Obscure Thirty-Year Old Law Allows Christian Schools In Australia To Expel Homosexual Students Simply Because Of Their Sexual Orientation

The Sydney Morning Herald reports on a 30-year old New South Wales law that allows private schools to expel gay students simply because they are gay. Attorney General John Hatzistergos supports the law, through a spokesperson it called it necessary “to maintain a sometimes delicate balance between protecting individuals from unlawful discrimination while people to practice their own beliefs.” The archaic law is actually a leftover from a time when homosexuality was illegal, offering private schools an exemption from any obligation to enrol or deal fairly with students who are homosexual.

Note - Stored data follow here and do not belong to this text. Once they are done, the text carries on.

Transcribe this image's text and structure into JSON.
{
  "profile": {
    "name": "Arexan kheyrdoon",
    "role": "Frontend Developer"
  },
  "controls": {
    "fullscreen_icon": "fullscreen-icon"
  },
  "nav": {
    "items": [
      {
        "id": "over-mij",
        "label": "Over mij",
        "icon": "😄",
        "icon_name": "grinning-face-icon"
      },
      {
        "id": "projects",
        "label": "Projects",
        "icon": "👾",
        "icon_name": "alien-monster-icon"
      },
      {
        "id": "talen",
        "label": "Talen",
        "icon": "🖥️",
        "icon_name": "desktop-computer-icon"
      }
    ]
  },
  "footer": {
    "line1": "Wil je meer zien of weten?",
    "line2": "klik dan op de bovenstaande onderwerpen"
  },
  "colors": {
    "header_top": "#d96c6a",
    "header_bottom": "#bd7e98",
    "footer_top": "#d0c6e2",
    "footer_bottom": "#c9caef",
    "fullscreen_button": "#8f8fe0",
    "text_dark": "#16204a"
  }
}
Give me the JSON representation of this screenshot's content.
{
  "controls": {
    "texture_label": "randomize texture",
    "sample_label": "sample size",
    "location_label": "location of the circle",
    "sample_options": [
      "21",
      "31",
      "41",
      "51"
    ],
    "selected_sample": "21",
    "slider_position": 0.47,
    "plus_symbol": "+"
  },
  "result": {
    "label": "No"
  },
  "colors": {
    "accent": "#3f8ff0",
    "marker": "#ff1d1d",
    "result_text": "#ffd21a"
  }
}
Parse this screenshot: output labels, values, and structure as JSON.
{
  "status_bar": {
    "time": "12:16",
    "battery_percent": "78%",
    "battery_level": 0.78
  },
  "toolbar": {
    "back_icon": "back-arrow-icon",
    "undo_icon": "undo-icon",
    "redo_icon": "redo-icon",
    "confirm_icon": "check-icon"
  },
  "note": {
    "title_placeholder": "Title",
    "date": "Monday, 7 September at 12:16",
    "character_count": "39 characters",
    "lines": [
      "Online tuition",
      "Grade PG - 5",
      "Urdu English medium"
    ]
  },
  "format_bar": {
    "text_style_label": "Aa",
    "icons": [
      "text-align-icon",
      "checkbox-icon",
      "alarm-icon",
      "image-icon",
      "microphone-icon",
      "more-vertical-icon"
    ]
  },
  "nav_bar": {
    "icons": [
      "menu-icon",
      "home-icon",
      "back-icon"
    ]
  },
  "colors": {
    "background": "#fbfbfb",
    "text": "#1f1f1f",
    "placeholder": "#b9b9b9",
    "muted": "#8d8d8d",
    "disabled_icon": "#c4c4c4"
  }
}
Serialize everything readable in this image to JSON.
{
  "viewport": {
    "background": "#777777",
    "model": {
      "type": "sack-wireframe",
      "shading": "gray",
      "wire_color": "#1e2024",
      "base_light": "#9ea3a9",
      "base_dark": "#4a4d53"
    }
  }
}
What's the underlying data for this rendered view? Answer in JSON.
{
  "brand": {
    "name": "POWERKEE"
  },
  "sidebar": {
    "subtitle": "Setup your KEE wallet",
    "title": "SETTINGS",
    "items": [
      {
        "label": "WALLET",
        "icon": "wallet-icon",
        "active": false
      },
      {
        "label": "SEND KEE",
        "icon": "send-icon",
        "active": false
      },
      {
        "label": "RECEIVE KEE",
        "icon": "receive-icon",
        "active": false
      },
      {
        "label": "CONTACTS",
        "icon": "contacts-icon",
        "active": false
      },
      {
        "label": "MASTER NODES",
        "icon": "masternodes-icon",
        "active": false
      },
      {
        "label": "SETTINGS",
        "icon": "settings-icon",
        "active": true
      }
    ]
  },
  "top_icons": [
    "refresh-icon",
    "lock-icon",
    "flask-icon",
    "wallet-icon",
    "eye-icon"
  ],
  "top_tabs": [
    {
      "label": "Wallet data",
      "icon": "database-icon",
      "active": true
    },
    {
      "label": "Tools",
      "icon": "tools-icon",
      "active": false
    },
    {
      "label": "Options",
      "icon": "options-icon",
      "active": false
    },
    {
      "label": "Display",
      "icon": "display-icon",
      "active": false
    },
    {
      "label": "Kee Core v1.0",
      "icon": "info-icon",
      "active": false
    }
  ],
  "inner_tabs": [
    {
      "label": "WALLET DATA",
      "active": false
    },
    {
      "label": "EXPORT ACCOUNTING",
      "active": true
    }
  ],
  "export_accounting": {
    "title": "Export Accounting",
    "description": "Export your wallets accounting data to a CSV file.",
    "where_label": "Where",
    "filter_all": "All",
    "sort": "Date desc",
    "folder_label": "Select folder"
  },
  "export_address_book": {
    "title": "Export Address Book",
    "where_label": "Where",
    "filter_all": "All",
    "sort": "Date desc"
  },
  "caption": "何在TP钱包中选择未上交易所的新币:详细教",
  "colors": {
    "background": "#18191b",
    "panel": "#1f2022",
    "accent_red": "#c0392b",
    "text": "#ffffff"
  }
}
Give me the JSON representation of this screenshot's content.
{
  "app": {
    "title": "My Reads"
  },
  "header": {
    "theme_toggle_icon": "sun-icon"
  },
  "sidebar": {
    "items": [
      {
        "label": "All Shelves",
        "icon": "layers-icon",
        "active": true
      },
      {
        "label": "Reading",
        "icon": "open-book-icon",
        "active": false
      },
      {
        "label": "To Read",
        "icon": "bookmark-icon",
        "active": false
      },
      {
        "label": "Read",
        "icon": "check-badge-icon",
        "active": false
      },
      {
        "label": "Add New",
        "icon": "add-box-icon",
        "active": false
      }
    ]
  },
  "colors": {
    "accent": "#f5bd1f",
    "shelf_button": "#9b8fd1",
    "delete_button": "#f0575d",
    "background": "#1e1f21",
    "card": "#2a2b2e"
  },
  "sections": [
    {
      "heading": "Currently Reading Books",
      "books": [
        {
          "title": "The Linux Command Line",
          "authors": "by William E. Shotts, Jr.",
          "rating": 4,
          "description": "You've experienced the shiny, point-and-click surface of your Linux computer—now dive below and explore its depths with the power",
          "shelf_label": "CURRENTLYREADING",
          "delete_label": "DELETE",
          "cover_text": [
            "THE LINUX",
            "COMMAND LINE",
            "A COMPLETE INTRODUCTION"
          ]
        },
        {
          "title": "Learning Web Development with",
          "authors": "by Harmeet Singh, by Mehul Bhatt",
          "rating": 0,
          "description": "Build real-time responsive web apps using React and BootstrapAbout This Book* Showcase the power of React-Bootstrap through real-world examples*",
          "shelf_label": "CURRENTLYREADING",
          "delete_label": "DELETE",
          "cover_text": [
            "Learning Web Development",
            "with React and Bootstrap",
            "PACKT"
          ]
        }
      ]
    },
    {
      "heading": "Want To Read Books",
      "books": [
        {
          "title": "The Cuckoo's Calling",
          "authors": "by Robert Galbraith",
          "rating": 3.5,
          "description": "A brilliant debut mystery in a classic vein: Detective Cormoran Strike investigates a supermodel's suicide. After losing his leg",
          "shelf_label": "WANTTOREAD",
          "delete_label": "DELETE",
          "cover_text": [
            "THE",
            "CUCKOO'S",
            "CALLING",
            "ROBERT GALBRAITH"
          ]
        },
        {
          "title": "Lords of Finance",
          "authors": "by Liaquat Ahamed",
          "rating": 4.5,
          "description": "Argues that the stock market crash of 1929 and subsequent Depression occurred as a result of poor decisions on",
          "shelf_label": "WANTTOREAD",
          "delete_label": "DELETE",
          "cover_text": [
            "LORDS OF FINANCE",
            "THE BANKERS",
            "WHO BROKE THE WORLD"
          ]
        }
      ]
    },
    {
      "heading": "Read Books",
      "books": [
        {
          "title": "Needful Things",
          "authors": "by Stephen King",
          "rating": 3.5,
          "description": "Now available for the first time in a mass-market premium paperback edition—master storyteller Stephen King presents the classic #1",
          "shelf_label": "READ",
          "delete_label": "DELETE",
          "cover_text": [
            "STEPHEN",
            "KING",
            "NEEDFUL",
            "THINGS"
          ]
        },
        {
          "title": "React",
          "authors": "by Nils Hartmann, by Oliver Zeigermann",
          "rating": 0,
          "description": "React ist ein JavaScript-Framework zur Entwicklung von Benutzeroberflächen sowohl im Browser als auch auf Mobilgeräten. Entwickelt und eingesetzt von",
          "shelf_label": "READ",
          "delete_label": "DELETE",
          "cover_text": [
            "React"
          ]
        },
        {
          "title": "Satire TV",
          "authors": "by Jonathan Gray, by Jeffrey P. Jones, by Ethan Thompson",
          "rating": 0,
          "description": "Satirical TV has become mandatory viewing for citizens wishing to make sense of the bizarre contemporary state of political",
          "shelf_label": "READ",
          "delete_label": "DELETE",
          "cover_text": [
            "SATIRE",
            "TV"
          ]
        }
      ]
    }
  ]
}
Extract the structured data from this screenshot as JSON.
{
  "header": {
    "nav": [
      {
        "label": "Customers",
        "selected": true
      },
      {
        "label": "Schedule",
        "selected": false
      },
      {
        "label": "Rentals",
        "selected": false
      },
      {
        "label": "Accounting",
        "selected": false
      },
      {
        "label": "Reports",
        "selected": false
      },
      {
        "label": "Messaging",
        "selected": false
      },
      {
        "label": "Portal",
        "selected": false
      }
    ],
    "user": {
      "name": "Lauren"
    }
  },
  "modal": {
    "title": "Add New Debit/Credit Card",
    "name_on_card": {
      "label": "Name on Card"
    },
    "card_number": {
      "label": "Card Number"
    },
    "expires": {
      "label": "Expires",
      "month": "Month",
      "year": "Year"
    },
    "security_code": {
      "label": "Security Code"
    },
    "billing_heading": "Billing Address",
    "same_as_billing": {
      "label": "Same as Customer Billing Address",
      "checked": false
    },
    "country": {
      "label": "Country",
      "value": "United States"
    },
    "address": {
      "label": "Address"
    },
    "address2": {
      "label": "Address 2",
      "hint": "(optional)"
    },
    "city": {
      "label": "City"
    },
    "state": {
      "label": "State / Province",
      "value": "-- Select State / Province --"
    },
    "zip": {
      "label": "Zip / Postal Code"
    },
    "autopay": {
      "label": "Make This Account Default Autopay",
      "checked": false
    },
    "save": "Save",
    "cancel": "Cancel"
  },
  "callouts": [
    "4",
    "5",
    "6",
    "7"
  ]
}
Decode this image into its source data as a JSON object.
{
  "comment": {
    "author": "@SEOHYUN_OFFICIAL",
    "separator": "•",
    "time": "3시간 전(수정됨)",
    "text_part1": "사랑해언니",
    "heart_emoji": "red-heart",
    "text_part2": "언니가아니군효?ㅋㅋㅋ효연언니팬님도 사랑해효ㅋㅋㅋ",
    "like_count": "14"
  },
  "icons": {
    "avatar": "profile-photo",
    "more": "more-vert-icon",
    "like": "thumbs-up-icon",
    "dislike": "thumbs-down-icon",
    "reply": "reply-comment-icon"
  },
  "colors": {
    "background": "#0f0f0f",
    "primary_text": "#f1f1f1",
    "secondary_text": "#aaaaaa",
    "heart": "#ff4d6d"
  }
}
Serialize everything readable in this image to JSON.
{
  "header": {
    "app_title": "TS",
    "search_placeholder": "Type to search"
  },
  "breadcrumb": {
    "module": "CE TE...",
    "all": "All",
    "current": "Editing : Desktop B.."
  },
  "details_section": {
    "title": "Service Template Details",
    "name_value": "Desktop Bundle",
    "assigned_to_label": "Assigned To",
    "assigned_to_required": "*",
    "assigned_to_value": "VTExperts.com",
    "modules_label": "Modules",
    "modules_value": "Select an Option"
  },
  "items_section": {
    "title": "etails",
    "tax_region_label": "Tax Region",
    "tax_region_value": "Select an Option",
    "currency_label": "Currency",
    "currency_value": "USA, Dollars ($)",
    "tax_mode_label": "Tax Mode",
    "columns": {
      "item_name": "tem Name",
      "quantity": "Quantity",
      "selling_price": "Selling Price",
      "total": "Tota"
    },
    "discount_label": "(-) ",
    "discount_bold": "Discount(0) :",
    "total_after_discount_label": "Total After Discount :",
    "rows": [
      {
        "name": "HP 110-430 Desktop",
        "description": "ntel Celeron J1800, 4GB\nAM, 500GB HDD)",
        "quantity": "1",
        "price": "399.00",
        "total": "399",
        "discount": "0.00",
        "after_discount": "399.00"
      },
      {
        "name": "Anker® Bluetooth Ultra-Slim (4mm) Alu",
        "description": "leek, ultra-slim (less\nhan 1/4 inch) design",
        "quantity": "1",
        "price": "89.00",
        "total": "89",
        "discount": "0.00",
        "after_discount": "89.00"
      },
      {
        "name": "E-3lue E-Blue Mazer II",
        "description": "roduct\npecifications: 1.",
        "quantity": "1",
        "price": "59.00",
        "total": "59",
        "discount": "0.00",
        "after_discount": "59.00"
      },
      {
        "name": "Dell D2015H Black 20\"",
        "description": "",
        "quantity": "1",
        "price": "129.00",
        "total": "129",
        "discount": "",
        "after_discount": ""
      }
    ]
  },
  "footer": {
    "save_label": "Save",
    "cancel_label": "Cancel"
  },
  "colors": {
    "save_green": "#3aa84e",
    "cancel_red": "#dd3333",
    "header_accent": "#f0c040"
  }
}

An expulsion requires no other reason than the sexual orientation itself. When it was introduced in the 1980s the then attorney general said in Parliament “The facts of political life require acceptance of the claim of churches to conduct autonomous educational institutions with a special character and faith commitment.” Now, however, churches have taken a different stance, the Anglican bishop of South Sydney, Robert Forsyth, saying of the law “I don’t think our schools would want to use it.” Nicholas Parkhill, the chief executive of ACON, NSW’s and Australia’s largest community-based gay, lesbian, bisexual, and transgender health and HIV/AIDS organization condemned the law as “deeply offensive, patently unethical and damaging to our society on multiple levels. Recent research shows that young same-sex-attracted people are up to 14 times more likely to attempt suicide than their heterosexual peers and that 80 per cent of the verbal or physical abuse they experience occurs in schools. Allowing religious schools to reinforce this negative experience by giving them the right to expel the victims of homophobic attitudes is incomprehensible."